ハザードマップとは
はざーどまっぷ
洪水・土砂災害などの危険度を示す地図。土地選びの必須確認項目。
ハザードマップは、洪水・内水・土砂災害・高潮・津波などの危険度を地図にしたものです。自治体が無料公開しており、不動産取引では浸水リスクの説明が義務化されています。土地の「安さの理由」が災害リスクだった——を防ぐ、土地選びの必須チェックです。
見るべきマップは1枚ではない
- 洪水ハザードマップ: 川の氾濫による浸水深。「想定最大規模」と「計画規模」の2種類があり、厳しい方(想定最大)で確認する
- 内水ハザードマップ: 下水があふれる浸水。川から遠くても浸水する場所はここでわかる
- 土砂災害警戒区域(イエロー/レッドゾーン): レッドゾーンは建築制限あり。造成の擁壁費用も高額に
- 地震関連: 揺れやすさマップ、液状化予測図
国交省の「重ねるハザードマップ」なら、住所を入れるだけで複数のリスクを一括確認できます。
リスクとの正しい付き合い方
- 浸水深0.5m未満: 基礎を高くする、家電・給湯器の配置を工夫するなど設計で緩和可能
- 浸水深3m以上: 2階まで浸水する水準。原則避けたい
- 完璧にゼロリスクの土地は稀です。リスクの種類と深さを知った上で、価格・設計・保険(水災補償)で備えるのが現実解
実践タイミング
気になる土地が出たら、問い合わせの前にまず住所でハザードマップを引く習慣を。現地見学のチェックリストと合わせれば、危ない土地は早い段階でふるい落とせます。
よくある質問
Q.浸水想定区域の土地は買ってはいけませんか?
A.一律にNGではありません。

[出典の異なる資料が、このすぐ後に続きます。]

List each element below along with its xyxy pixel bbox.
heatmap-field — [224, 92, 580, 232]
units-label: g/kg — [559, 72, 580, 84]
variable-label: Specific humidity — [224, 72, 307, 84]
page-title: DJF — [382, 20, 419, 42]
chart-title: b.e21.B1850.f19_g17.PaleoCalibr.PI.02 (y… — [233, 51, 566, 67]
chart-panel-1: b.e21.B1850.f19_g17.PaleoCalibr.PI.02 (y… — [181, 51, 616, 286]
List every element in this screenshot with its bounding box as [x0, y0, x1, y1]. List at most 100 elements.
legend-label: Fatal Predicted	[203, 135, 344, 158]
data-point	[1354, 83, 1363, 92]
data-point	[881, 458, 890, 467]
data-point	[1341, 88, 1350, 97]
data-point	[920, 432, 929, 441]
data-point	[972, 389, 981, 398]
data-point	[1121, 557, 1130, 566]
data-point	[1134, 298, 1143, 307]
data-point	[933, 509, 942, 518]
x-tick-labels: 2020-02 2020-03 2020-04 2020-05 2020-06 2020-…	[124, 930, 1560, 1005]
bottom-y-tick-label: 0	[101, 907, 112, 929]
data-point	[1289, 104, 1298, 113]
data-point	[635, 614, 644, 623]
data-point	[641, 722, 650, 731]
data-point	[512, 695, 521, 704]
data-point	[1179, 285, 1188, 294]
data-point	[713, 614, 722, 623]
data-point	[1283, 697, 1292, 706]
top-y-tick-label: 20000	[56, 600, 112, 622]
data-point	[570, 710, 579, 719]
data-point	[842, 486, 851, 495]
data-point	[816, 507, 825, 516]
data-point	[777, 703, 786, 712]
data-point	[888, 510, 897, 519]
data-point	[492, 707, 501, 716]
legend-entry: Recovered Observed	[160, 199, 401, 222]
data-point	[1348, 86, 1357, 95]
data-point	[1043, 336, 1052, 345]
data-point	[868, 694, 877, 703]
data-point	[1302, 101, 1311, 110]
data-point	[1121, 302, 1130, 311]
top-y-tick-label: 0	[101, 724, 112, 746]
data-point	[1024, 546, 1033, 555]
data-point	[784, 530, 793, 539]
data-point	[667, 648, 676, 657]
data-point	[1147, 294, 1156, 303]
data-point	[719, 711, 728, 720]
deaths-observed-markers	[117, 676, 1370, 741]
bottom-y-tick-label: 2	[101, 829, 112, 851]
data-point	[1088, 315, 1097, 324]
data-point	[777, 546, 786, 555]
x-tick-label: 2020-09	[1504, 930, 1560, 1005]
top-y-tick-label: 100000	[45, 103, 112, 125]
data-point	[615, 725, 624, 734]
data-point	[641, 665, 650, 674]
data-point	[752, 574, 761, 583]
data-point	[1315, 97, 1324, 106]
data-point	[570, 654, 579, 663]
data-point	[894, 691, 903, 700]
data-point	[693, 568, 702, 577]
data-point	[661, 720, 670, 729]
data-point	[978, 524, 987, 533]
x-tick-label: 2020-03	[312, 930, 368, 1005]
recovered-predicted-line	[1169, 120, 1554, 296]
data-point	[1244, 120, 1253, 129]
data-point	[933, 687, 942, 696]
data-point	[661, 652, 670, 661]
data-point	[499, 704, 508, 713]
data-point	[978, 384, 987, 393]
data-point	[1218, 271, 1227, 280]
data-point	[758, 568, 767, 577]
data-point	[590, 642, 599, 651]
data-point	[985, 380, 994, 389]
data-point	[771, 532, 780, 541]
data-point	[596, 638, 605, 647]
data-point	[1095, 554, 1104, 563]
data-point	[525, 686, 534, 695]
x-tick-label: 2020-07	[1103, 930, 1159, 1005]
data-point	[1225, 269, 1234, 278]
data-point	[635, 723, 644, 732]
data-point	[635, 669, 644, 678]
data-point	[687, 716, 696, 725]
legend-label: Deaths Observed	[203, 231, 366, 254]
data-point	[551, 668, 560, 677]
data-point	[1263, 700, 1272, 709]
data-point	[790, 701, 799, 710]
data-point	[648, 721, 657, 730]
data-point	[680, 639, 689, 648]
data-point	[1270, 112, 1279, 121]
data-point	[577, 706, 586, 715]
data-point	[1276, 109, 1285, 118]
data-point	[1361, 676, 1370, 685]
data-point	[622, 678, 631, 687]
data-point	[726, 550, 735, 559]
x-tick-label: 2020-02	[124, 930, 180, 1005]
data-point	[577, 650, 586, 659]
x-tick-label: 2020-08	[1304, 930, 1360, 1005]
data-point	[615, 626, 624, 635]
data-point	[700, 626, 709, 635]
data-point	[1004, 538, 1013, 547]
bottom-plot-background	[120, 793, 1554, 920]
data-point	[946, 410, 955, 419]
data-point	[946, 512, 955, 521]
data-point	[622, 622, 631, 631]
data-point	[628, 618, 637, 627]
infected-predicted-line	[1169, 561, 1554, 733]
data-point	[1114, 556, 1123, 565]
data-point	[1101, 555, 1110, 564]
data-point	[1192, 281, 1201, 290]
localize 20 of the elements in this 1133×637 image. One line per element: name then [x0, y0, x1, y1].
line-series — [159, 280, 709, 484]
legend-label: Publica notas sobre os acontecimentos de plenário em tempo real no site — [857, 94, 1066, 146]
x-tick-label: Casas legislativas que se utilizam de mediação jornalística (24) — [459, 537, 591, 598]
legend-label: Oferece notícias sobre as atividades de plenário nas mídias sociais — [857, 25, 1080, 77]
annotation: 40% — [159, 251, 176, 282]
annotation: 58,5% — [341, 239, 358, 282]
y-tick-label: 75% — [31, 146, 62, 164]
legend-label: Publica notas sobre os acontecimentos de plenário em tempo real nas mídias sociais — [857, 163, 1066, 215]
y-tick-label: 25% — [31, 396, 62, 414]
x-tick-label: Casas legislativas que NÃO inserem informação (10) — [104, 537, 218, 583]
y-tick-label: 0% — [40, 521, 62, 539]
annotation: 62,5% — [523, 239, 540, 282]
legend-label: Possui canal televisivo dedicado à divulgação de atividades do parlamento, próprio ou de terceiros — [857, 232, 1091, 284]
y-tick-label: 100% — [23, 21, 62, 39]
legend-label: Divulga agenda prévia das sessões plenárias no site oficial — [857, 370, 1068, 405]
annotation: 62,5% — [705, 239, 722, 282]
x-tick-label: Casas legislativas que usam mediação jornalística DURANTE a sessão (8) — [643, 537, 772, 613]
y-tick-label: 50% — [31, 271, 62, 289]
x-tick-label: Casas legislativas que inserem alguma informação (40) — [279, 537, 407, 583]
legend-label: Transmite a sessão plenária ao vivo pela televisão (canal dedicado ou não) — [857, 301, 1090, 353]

浸水深0.5m未満なら基礎を高くする・電気設備を2階に置くなどの設計で対処できる場合もあります。ただし3m以上の区域や家屋倒壊等氾濫想定区域は、原則避けるのが賢明です。
Q.ハザードマップで安全なら地盤も大丈夫?
A.別問題です。ハザードマップは洪水・土砂災害などの災害リスクを示すもので、地盤の強さは載っていません。地盤は購入後の地盤調査で判明し、弱ければ地盤改良費(50〜150万円)がかかります。